One of Ferguson's mistresses, "Virginia Sal", was also killed in the battle and was buried with the officer. In the 1920s, the U.S. government erected a marker at Ferguson's gravesite, which today is a part of the Kings Mountain National Military Park, administered by the National Park Service.

Ferguson's personal correspondence reveals a man of intelligence, humour and charm. He also wrote several articles, satirical in tone, for publication in Rivington's Royal Gazette, under the pseudonyms Egg-Shell, Memento Mori and John Bull.

He was survived by his mother, his brothers James and George, and sisters Annie, Elizabeth (Betty) (Mrs Scrymgeour-Wedderburn of Birkhill), and Jean.

==Popular culture==
In the novel Horse-Shoe Robinson (1835) by John Pendleton Kennedy, an historical romance set against the background of the Southern campaigns in the American War of Independence, fictional characters interact with Ferguson as he is en route to the climactic scene in which he is killed in the Battle of Kings Mountain.

In Louis L'Amour's book The Ferguson Rifle (1973), Ferguson stops by a poor family home on his way to the Battle of King's Mountain and kindly gives his personal copy of the Ferguson rifle to a boy who later carries it West. Ferguson is shown to be a gentleman who displays all the appropriate social graces to a lady (the boy's ill mother) and compassion to a family in need by giving up his personal firearm, asking only that the boy keep it always, and never use it against the king. (p7)

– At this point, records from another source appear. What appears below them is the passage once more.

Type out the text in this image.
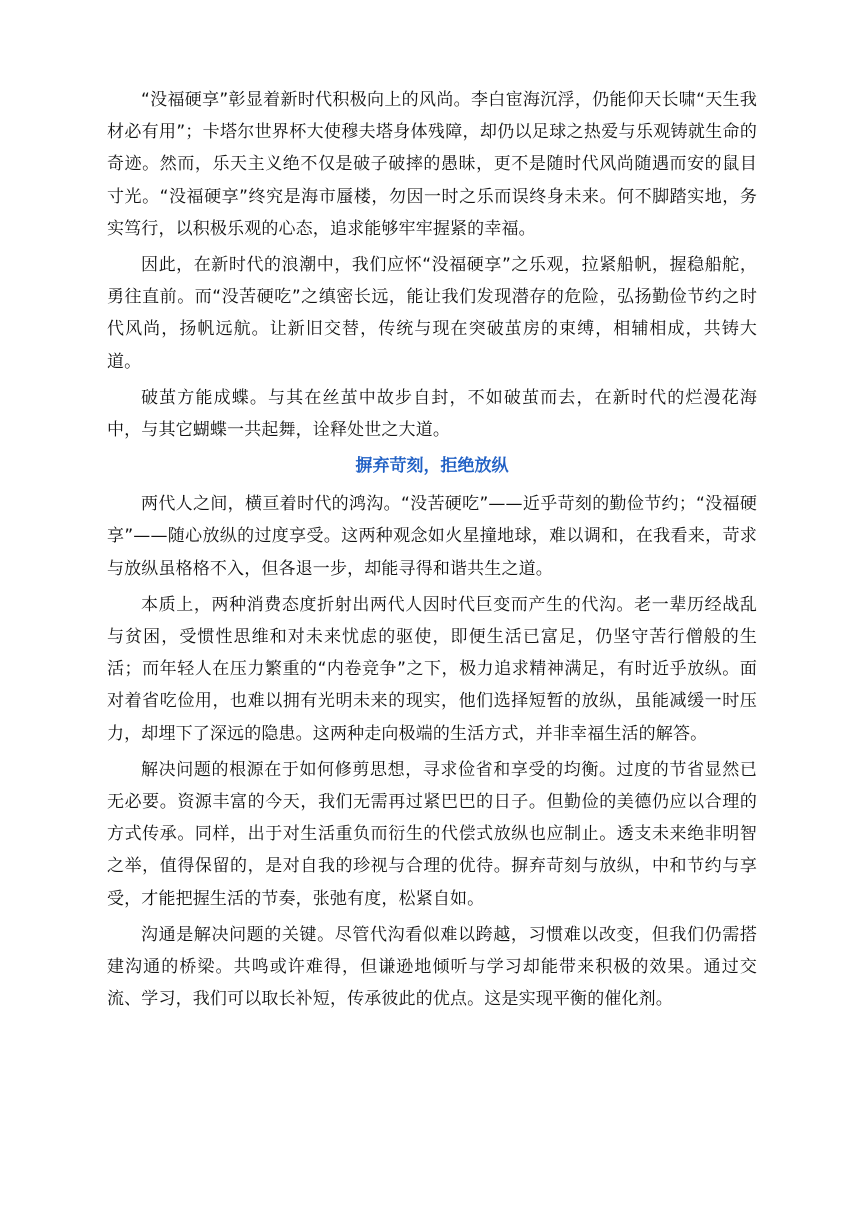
“没福硬享”彰显着新时代积极向上的风尚。李白宦海沉浮，仍能仰天长啸“天生我材必有用”；卡塔尔世界杯大使穆夫塔身体残障，却仍以足球之热爱与乐观铸就生命的奇迹。然而，乐天主义绝不仅是破子破摔的愚昧，更不是随时代风尚随遇而安的鼠目寸光。“没福硬享”终究是海市蜃楼，勿因一时之乐而误终身未来。何不脚踏实地，务实笃行，以积极乐观的心态，追求能够牢牢握紧的幸福。

因此，在新时代的浪潮中，我们应怀“没福硬享”之乐观，拉紧船帆，握稳船舵，勇往直前。而“没苦硬吃”之缜密长远，能让我们发现潜存的危险，弘扬勤俭节约之时代风尚，扬帆远航。让新旧交替，传统与现在突破茧房的束缚，相辅相成，共铸大道。

破茧方能成蝶。与其在丝茧中故步自封，不如破茧而去，在新时代的烂漫花海中，与其它蝴蝶一共起舞，诠释处世之大道。

摒弃苛刻，拒绝放纵

两代人之间，横亘着时代的鸿沟。“没苦硬吃”——近乎苛刻的勤俭节约；“没福硬享”——随心放纵的过度享受。这两种观念如火星撞地球，难以调和，在我看来，苛求与放纵虽格格不入，但各退一步，却能寻得和谐共生之道。

本质上，两种消费态度折射出两代人因时代巨变而产生的代沟。老一辈历经战乱与贫困，受惯性思维和对未来忧虑的驱使，即便生活已富足，仍坚守苦行僧般的生活；而年轻人在压力繁重的“内卷竞争”之下，极力追求精神满足，有时近乎放纵。面对着省吃俭用，也难以拥有光明未来的现实，他们选择短暂的放纵，虽能减缓一时压力，却埋下了深远的隐患。这两种走向极端的生活方式，并非幸福生活的解答。

解决问题的根源在于如何修剪思想，寻求俭省和享受的均衡。过度的节省显然已无必要。资源丰富的今天，我们无需再过紧巴巴的日子。但勤俭的美德仍应以合理的方式传承。同样，出于对生活重负而衍生的代偿式放纵也应制止。透支未来绝非明智之举，值得保留的，是对自我的珍视与合理的优待。摒弃苛刻与放纵，中和节约与享受，才能把握生活的节奏，张弛有度，松紧自如。

沟通是解决问题的关键。尽管代沟看似难以跨越，习惯难以改变，但我们仍需搭建沟通的桥梁。共鸣或许难得，但谦逊地倾听与学习却能带来积极的效果。通过交流、学习，我们可以取长补短，传承彼此的优点。这是实现平衡的催化剂。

In NCIS episode 18 of Season 13, "Scope", he is referenced by Ducky during an autopsy as he explained to his assistant Jimmy about early snipers.

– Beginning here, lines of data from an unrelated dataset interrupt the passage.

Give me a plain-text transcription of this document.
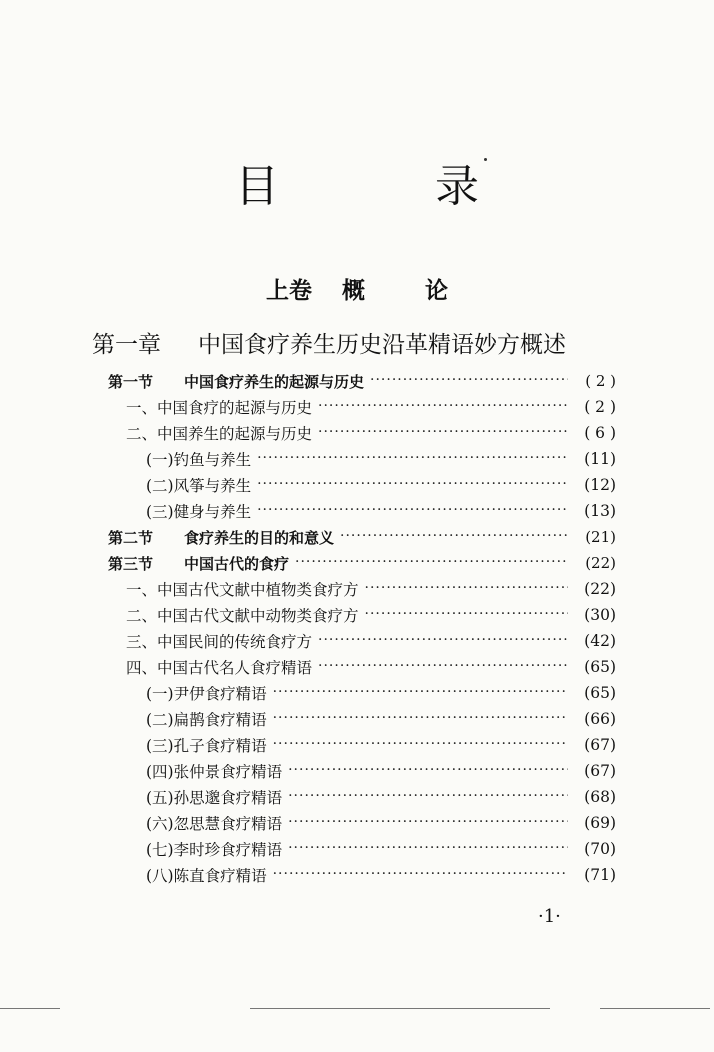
目　录
上卷 概	论
第一章 中国食疗养生历史沿革精语妙方概述
第一节	中国食疗养生的起源与历史 ·····	( 2 )
一、中国食疗的起源与历史 ·····	( 2 )
二、中国养生的起源与历史 ·····	( 6 )
(一)钓鱼与养生 ·····	(11)
(二)风筝与养生 ·····	(12)
(三)健身与养生 ·····	(13)
第二节	食疗养生的目的和意义 ·····	(21)
第三节	中国古代的食疗 ·····	(22)
一、中国古代文献中植物类食疗方 ·····	(22)
二、中国古代文献中动物类食疗方 ·····	(30)
三、中国民间的传统食疗方 ·····	(42)
四、中国古代名人食疗精语 ·····	(65)
(一)尹伊食疗精语 ·····	(65)
(二)扁鹊食疗精语 ·····	(66)
(三)孔子食疗精语 ·····	(67)
(四)张仲景食疗精语 ·····	(67)
(五)孙思邈食疗精语 ·····	(68)
(六)忽思慧食疗精语 ·····	(69)
(七)李时珍食疗精语 ·····	(70)
(八)陈直食疗精语 ·····	(71)
·1·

In Steve Ressel's novel State of One (2010), Ferguson is the main antagonist featured against James Pariah, a soldier formerly under Ferguson's command during the Battle of the Brandywine in 1777. Ferguson had been resurrected as a golem by the Leeds Witch with hopes of raising a golem army of similar soldiers, all armed with Ferguson rifles, to destroy the ratification of the US Constitution in September 1787. James Pariah cleaves to his old Ferguson rifle, sometimes referring to it as his wife, having modified it with special actions such as a spring-loaded knife in the stock.

In Sharyn McCrumb's novel Kings Mountain: A Ballad Novel (2014), Ferguson is the central antagonist. Events leading to and the battle itself are covered from multiple viewpoints on both sides.

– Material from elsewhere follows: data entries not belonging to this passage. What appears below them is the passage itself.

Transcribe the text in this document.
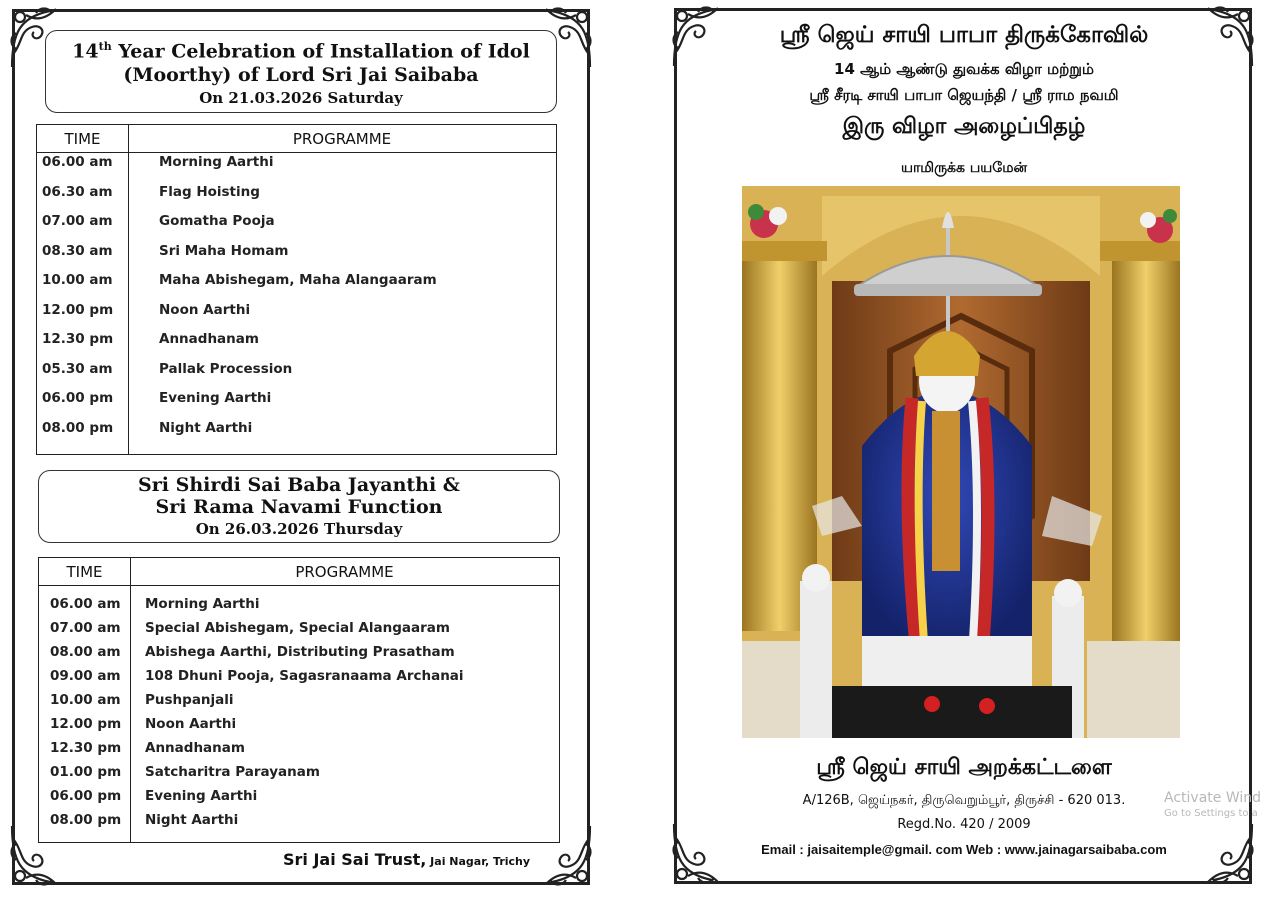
14th Year Celebration of Installation of Idol
(Moorthy) of Lord Sri Jai Saibaba
On 21.03.2026 Saturday
TIME	PROGRAMME
06.00 am	Morning Aarthi
06.30 am	Flag Hoisting
07.00 am	Gomatha Pooja
08.30 am	Sri Maha Homam
10.00 am	Maha Abishegam, Maha Alangaaram
12.00 pm	Noon Aarthi
12.30 pm	Annadhanam
05.30 am	Pallak Procession
06.00 pm	Evening Aarthi
08.00 pm	Night Aarthi
Sri Shirdi Sai Baba Jayanthi &
Sri Rama Navami Function
On 26.03.2026 Thursday
TIME	PROGRAMME
06.00 am Morning Aarthi
07.00 am Special Abishegam, Special Alangaaram
08.00 am Abishega Aarthi, Distributing Prasatham
09.00 am 108 Dhuni Pooja, Sagasranaama Archanai
10.00 am Pushpanjali
12.00 pm Noon Aarthi
12.30 pm Annadhanam
01.00 pm Satcharitra Parayanam
06.00 pm Evening Aarthi
08.00 pm Night Aarthi
Sri Jai Sai Trust, Jai Nagar, Trichy
ஸ்ரீ ஜெய் சாயி பாபா திருக்கோவில்
14 ஆம் ஆண்டு துவக்க விழா மற்றும்
ஸ்ரீ சீரடி சாயி பாபா ஜெயந்தி / ஸ்ரீ ராம நவமி
இரு விழா அழைப்பிதழ்
யாமிருக்க பயமேன்
ஸ்ரீ ஜெய் சாயி அறக்கட்டளை
A/126B, ஜெய்நகர், திருவெறும்பூர், திருச்சி - 620 013.
Regd.No. 420 / 2009
Email : jaisaitemple@gmail. com Web : www.jainagarsaibaba.com
Activate Wind
Go to Settings to a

In the 2014 episode "Patriots Rising" of the television program The American Revolution, Ferguson is portrayed as having George Washington in his gunsight, but choosing not to shoot.

In the outdoor drama Horn in the West, Ferguson is portrayed harassing Daniel Boone's Patriot friends ultimately leading to the Battle of Kings Mountain whereby his final defiant moments are carried out by shooting a Patriot with his pistol.

In Stephen Hunter's 2022 novel "Targeted", Ferguson is given a short biographical treatment focusing on his prowess with firearms and is linked genetically to Bob Lee Swagger, the fictional protagonist of Hunter's long-running series of novels.

Ferguson is mentioned in The Domination, a dystopian science fiction alternate history series by S.M. Stirling, where he is presented as the first governor of the fictional Crown Colony of Drakia.

Ferguson's death is mentioned in the song "Old World Rules And Empire Takes" by Scottish folk singer Malcolm MacWatt.